No Estado de La Guaira, o mais atingido, dezenas de edifícios destruídos exibem uma grande letra D pintada com spray. Significando "falecido", de acordo com a nomenclatura internacional para operações de busca e salvamento durante sismos, a letra frustra as esperanças de encontrar sobreviventes debaixo dos escombros.

A presidente interina da Venezuela, Delcy Rodríguez, decretou na quarta-feira sete dias de luto nacional "em homenagem à memória das vítimas".

Mais de 11 mil feridos e 50 mil desaparecidos
O número de mortos foi revisto em alta, atingindo os 2.295, e o de feridos mais de 11 mil, segundo o presidente da Assembleia Nacional, Jorge Rodríguez, enquanto na terça-feira o número era pouco menos de dois mil.

Entre as vítimas mortais estão 75 portugueses e lusodescendentes (63 adultos e 13 crianças). O último balanço do governo português, que decretou o sábado como dia de luto nacional, revela que continuam desaparecidas 66 pessoas com origens portuguesas.

Num país já sujeito a restrições de informação nos últimos anos, o governo limitou o acesso a La Guaira após o desastre, exigindo que os voluntários levassem passes.


"Tem sido extremamente difícil chegar ao território venezuelano", disse à AFP Luis Arteaga Benatuil, membro do grupo espanhol de busca e salvamento USAR 13. "Estamos a chegar tarde, mas o nosso objetivo continua a ser salvar vidas."

As Nações Unidas estimam que 50 mil pessoas ainda estejam desaparecidas.

Para os sobreviventes, as autoridades venezuelanas montaram centros de distribuição de ajuda, mas sentem-se mais apoiados por estrangeiros e voluntários.

Quatro polícias venezuelanos foram detidos por pilhagens na zona atingida pelo duplo sismo, anunciou o Ministério da Justiça nas redes sociais após um vídeo que mostrava os polícias a serem apanhados por moradores enfurecidos.

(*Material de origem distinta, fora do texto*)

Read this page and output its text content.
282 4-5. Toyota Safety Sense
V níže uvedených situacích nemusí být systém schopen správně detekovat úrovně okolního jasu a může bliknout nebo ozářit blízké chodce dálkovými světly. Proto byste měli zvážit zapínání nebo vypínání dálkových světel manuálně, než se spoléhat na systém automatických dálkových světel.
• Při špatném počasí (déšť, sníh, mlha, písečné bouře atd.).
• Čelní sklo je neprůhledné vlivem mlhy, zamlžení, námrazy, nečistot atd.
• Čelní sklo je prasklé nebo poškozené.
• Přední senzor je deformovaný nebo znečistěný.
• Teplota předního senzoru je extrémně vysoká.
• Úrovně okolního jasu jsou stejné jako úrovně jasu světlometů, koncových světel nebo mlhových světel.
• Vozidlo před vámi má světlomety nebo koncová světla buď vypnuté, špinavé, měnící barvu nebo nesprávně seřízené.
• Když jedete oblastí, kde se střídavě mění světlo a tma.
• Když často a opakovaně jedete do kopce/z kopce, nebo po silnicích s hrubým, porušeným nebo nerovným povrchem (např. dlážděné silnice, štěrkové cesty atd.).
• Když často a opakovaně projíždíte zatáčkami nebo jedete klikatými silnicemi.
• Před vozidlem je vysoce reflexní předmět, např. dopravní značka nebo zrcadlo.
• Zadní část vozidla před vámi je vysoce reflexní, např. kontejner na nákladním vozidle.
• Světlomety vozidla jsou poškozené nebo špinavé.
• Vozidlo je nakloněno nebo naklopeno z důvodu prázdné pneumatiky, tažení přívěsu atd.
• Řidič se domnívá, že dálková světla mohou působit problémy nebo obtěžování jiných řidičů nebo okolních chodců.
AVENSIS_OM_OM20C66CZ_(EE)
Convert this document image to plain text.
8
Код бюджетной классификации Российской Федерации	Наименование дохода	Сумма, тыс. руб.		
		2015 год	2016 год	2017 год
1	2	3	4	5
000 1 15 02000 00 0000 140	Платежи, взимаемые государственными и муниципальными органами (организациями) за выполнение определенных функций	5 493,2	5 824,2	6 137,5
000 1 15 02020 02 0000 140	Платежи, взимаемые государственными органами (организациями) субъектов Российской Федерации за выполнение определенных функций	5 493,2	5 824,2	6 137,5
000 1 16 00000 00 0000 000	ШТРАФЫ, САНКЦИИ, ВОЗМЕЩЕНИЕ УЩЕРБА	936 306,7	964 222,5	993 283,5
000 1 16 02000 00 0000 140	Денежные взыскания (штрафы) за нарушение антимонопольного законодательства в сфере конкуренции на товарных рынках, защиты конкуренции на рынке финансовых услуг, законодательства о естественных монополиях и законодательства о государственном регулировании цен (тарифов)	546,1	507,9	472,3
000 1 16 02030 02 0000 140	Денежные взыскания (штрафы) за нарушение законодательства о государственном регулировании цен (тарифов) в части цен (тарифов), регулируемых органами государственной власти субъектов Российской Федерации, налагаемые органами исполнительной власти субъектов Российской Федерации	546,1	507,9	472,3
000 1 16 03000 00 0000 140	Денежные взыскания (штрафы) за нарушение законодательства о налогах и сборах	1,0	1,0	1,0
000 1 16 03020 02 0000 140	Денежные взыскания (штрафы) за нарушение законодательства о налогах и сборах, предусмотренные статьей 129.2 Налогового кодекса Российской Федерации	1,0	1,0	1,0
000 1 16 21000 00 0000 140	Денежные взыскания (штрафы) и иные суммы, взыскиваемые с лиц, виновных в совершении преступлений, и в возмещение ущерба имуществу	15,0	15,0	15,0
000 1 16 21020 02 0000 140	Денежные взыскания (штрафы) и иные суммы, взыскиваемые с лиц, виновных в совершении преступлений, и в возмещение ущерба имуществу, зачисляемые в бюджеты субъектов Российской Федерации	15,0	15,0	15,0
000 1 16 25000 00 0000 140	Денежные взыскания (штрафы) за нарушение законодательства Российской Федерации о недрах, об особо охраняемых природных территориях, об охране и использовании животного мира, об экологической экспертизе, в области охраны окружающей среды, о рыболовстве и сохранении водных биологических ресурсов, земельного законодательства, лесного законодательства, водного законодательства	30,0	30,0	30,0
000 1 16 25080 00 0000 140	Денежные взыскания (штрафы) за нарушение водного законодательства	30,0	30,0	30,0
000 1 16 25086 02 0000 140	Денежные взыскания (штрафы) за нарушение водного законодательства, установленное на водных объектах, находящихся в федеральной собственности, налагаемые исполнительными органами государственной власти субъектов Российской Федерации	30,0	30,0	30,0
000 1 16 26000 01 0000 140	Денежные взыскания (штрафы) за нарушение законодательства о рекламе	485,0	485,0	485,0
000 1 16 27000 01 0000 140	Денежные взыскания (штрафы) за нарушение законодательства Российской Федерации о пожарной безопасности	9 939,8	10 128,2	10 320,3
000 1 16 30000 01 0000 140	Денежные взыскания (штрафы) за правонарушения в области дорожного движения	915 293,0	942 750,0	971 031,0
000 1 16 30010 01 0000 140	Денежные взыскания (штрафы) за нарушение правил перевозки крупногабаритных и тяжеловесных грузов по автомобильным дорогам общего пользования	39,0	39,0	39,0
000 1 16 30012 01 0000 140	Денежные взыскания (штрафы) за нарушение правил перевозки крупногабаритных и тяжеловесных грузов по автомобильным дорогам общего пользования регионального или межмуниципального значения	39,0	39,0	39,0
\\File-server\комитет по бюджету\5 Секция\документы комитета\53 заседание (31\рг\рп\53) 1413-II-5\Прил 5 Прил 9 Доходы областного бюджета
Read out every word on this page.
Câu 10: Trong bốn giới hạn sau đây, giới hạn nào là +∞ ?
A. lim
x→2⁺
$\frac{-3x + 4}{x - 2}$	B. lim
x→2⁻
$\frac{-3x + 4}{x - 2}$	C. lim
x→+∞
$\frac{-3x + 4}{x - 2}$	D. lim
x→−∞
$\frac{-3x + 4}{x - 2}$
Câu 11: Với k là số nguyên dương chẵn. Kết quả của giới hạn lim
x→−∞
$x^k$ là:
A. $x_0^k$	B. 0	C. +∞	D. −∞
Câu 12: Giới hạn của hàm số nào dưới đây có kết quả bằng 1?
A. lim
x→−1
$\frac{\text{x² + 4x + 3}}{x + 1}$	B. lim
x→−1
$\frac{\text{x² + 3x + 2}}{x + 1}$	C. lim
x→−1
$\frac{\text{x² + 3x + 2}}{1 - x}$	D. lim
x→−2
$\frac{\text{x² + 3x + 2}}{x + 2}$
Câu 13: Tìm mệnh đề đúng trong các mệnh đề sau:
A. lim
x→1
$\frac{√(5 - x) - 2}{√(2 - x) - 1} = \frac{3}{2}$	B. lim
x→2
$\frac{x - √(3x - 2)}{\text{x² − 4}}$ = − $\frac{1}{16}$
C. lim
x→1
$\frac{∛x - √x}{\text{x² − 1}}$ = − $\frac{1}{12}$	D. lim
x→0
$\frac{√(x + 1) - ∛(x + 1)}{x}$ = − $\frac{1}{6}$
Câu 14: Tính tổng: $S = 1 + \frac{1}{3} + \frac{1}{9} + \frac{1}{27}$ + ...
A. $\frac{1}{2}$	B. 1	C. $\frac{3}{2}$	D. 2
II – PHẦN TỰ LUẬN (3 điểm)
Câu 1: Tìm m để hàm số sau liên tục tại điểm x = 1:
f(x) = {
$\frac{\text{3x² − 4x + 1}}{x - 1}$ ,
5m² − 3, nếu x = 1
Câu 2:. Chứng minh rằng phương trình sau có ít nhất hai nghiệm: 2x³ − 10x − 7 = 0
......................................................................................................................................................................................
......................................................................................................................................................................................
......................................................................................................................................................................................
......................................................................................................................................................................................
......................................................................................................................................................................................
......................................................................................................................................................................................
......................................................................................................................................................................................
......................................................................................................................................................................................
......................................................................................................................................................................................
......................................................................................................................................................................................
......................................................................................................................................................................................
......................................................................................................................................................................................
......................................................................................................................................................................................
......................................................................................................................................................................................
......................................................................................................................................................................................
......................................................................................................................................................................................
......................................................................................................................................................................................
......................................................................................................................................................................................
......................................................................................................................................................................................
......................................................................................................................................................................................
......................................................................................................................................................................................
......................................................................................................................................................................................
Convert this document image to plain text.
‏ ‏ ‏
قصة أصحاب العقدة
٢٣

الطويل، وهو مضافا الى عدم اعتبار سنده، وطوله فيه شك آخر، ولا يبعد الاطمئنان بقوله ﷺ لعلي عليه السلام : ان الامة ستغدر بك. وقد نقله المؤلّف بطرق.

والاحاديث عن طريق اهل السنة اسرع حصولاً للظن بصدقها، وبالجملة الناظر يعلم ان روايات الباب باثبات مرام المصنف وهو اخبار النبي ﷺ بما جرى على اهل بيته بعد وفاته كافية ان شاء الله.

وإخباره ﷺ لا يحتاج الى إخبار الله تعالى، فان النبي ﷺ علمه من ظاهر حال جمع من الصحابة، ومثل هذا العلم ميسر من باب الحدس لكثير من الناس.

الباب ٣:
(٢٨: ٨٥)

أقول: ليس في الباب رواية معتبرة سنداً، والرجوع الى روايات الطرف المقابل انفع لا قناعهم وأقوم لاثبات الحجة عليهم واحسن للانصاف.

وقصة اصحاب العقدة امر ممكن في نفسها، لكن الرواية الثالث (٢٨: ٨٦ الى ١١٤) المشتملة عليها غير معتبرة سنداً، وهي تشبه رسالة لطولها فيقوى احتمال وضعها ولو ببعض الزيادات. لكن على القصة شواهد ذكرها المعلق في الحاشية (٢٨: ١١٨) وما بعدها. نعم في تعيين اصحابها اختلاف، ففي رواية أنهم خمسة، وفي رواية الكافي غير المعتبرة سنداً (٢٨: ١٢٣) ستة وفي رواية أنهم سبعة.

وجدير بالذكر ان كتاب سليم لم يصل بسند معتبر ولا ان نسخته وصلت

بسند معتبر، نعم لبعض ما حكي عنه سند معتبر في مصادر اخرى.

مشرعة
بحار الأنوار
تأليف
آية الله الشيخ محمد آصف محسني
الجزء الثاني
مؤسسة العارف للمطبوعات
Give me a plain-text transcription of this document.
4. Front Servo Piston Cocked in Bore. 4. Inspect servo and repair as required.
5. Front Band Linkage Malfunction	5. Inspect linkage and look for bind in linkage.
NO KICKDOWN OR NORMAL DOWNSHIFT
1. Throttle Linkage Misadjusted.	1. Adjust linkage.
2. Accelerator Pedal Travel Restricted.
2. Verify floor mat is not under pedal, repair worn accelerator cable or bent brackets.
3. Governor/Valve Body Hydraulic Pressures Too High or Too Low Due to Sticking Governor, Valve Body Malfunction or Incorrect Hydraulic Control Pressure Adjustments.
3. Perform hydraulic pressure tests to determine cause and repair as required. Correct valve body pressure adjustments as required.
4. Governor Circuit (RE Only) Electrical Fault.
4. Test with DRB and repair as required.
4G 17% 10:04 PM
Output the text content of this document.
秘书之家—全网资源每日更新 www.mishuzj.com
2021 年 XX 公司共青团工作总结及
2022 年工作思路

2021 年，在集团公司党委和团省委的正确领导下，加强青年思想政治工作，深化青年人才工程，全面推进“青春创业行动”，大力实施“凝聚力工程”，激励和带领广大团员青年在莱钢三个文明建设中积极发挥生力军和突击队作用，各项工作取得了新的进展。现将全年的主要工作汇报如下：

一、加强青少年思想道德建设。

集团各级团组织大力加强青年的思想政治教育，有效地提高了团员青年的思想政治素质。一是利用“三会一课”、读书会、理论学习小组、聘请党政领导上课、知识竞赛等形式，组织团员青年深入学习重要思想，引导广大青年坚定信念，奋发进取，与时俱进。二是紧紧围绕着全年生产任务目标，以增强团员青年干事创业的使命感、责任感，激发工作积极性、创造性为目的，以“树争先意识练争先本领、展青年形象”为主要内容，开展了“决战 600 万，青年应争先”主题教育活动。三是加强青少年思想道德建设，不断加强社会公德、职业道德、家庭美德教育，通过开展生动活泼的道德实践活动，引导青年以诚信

As zonas afetadas parecem ter sido arrasadas, com enormes buracos no interior de casas que ainda se mantêm de pé, mas agora inabitáveis.

Com base em imagens de satélite, a NASA estima que aproximadamente 58.870 edifícios tenham sido danificados ou destruídos.

No estado de La Guaira, "a escassez de alimentos é generalizada, os serviços básicos entraram em colapso e as comunicações estão praticamente interrompidas", alertou na terça-feira o Alto Comissariado das Nações Unidas para os Refugiados (ACNUR).

O Programa Alimentar Mundial (PAM) lançou um apelo por 50 milhões de dólares para alimentar 500 mil pessoas durante três meses.